If you want robust general object detection based on YOLO, then you could try using this tutorial for Processing+opencv:

http://www.magicandlove.com/blog/2018/08/08/darknet-yolo-v3-testing-in-processing-with-the-opencv-dnn-module/

see for example: Conflicting libraries (YOLO comp vision) - #7 by TTG

Thanks both for your answers. I need is to recognize (based on previous images) the drilling on a wooden piece, it needs to be able to tell (based on previous data) if it is a left or right door based only in the drilling (the drilling isn’t reversible).

I’ll check the links, and again thanks a lot

Maybe try BoofCV lib for Processing and SURF ?

https://boofcv.org/index.php?title=Performance:SURF

@erwrow forget the link I mentioned. Those methods work when you want separation between different kind of structures (like straight line vs zigzag line). Sounds like you are looking at separation of placement and set up of drill holes. I would try to create a set of numbers that describe the placement of holes and their relation to each other. Those numbers can be independent of scale and angle of the image. Comparing a set of numbers is immensly faster than comparing images

Thank for your tips Yes New feature is good for searching.

I see, so i should set a set of numbers to the control image, then recognice the drilling holes and then, with the same formula/function, get the set of numbers that resolves that set of drilling holes and compare with the control?

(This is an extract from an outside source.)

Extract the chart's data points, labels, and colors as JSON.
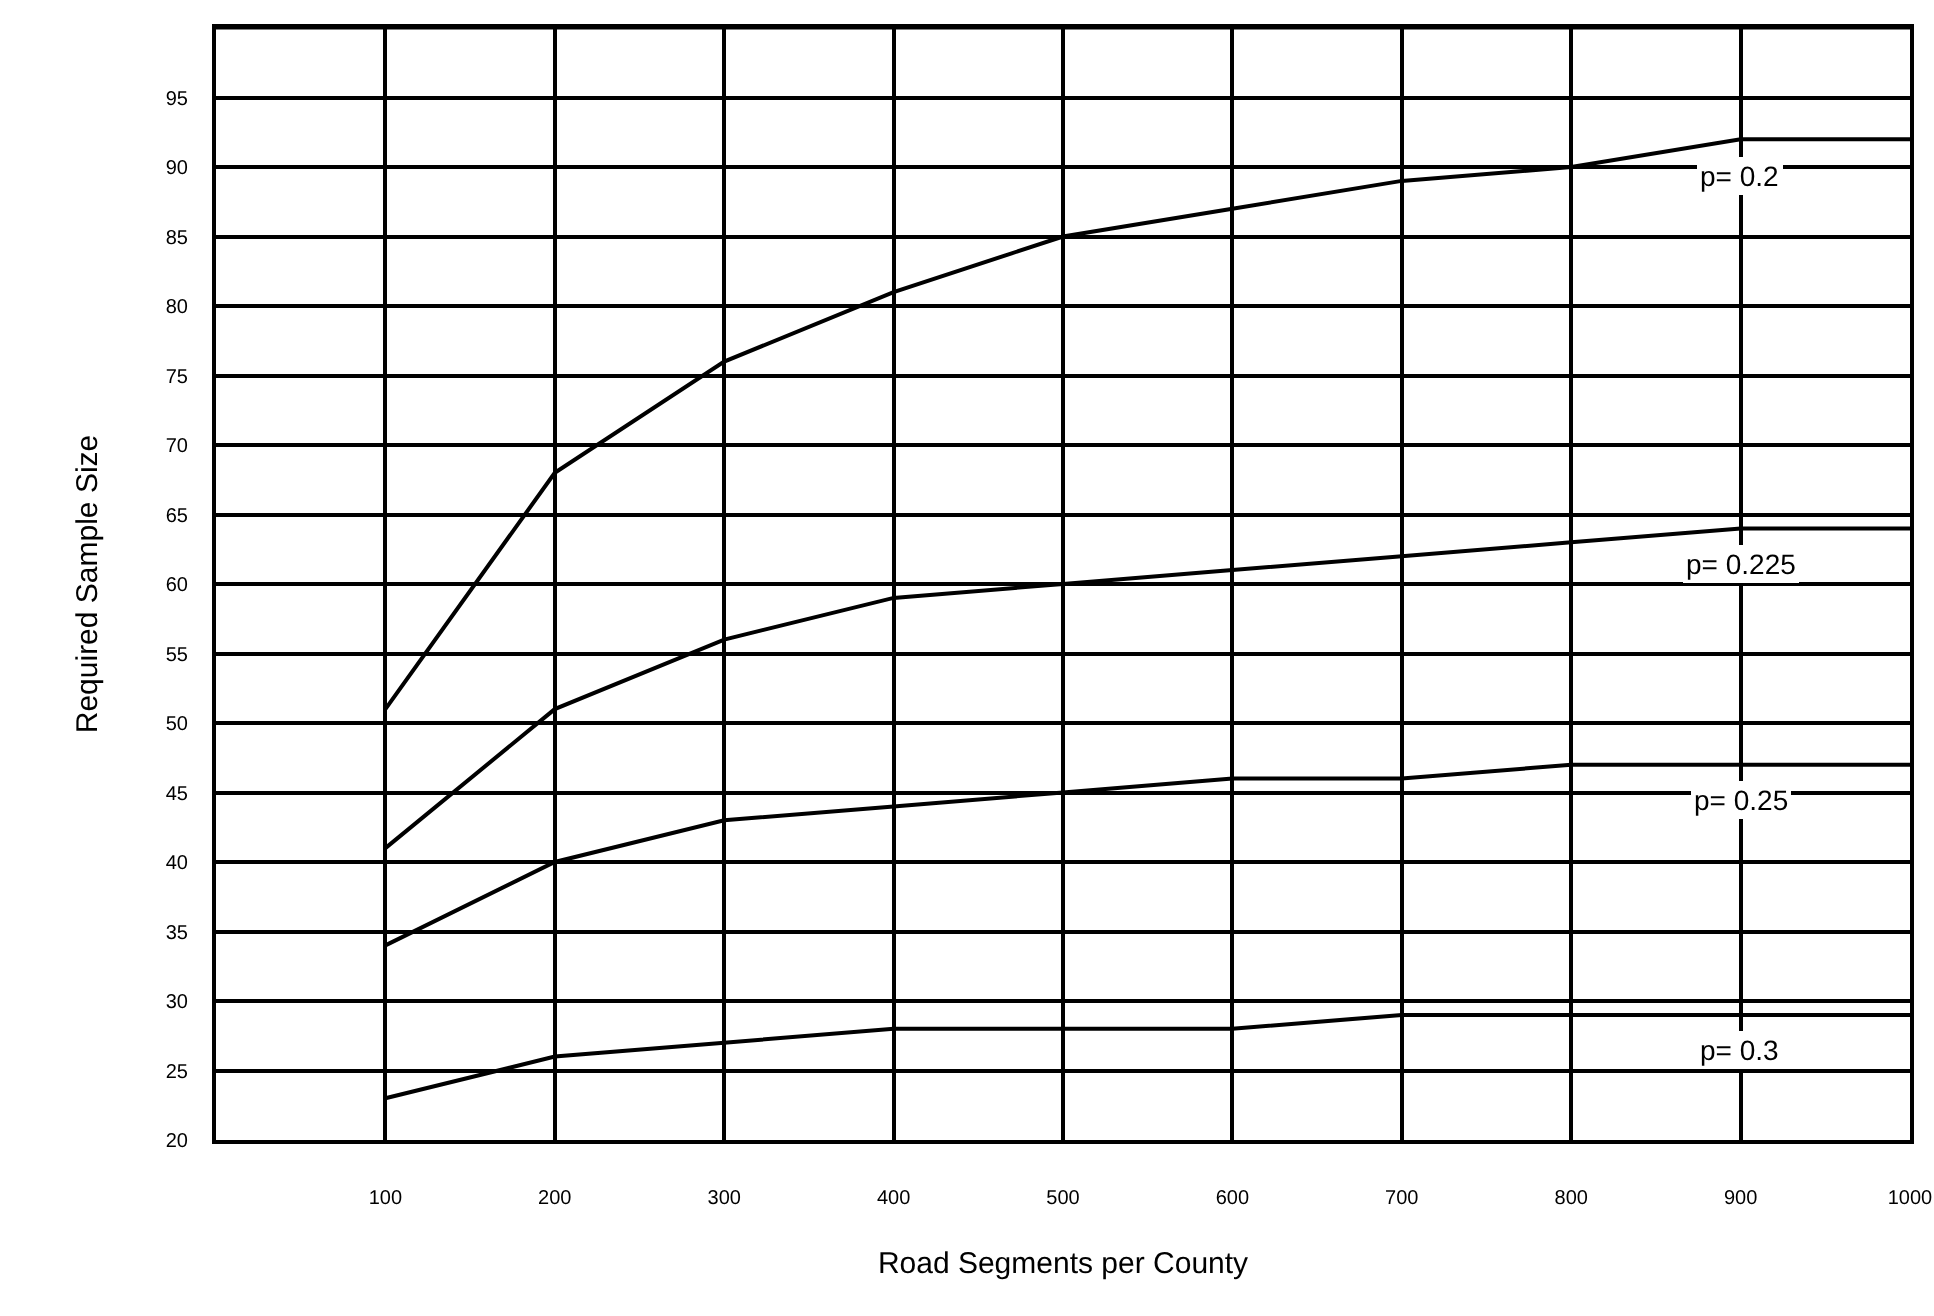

For example, the formula/function, could be the distance between some holes as 1, then if the distance between other holes is 1 (because the distance between holes are all the same, except for the ones that are different), then its is one drilling or the other

Yes, something like that. Measurements (numbers) should clearly separate right and left side. One way to check it is Principal Component Analysis (PCA). Afew links to implementations https://stackoverflow.com/questions/10604507/pca-implementation-in-java. If it gives two distinct groups for left and right side then you have good set of numbers that will work. Machine learning methods like k Nearest Neighbour (kNN) or support vector machine (SVM) should work fine. Here’s one implementation of kNN https://medium.com/@equipintelligence/java-algorithms-the-k-nearest-neighbor-classifier-4faca7ad26b2.

How ever if groups don’t separate nicely there will be false classifications. How accurate system needs to be? If you need 100% accuracy then you may need to tweak measurements until you get 100%.